Moreover, the survey shows more than half of respondents have already brought forward, or are likely to bring forward, either or both of funding and refinancing requirements to take advantage of low rates and tight spreads (see chart 9).

As to which markets corporate borrowers are most likely to access for their forthcoming funding needs, domestic issuance unsurprisingly remains the preferred option for most Australian-based respondents, with the US private-placement (USPP) market second but some way behind the pre-COVID-19 interest level (see chart 10).

New Zealand-based corporate borrowers note a similar view, though there has been an uptick in the attractiveness of the USPP market from an all-time low in 2020 to more like the long-run norm (see chart 11).

The past year has seen significant progress by capital markets in the environmental, social and governance (ESG) space, with a greater uptake of green, social and sustainability, and transition-linked financing products.
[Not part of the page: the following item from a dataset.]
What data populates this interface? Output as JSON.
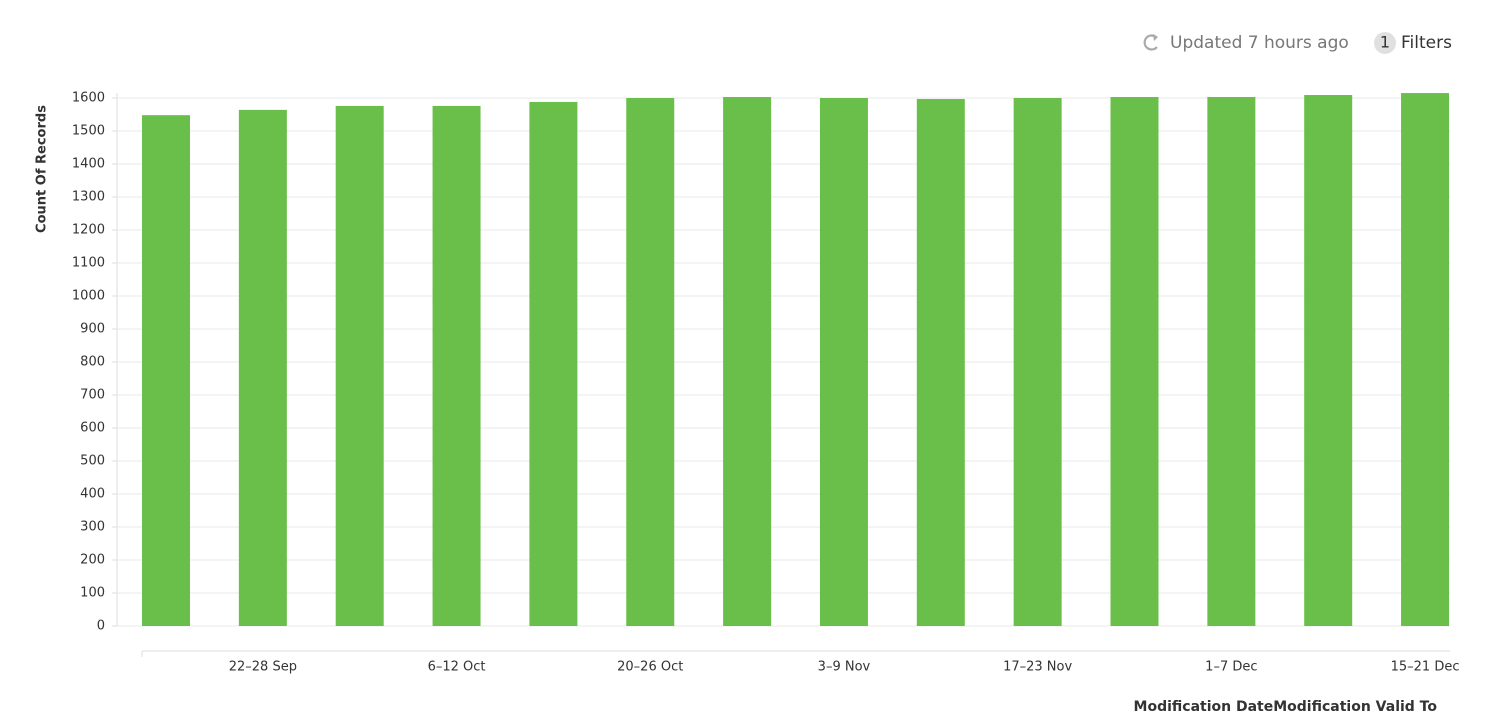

Although the majority of corporate borrowers responding to the survey have yet to issue ESG-labelled debt, across the board of possible instruments survey participants’ intentions to issue in one or more sustainable formats have increased from 2020 (see chart 12).

Interestingly, more than half of the respondents indicate plans to issue in a sustainable-debt format other than use-of-proceeds or target-linked product.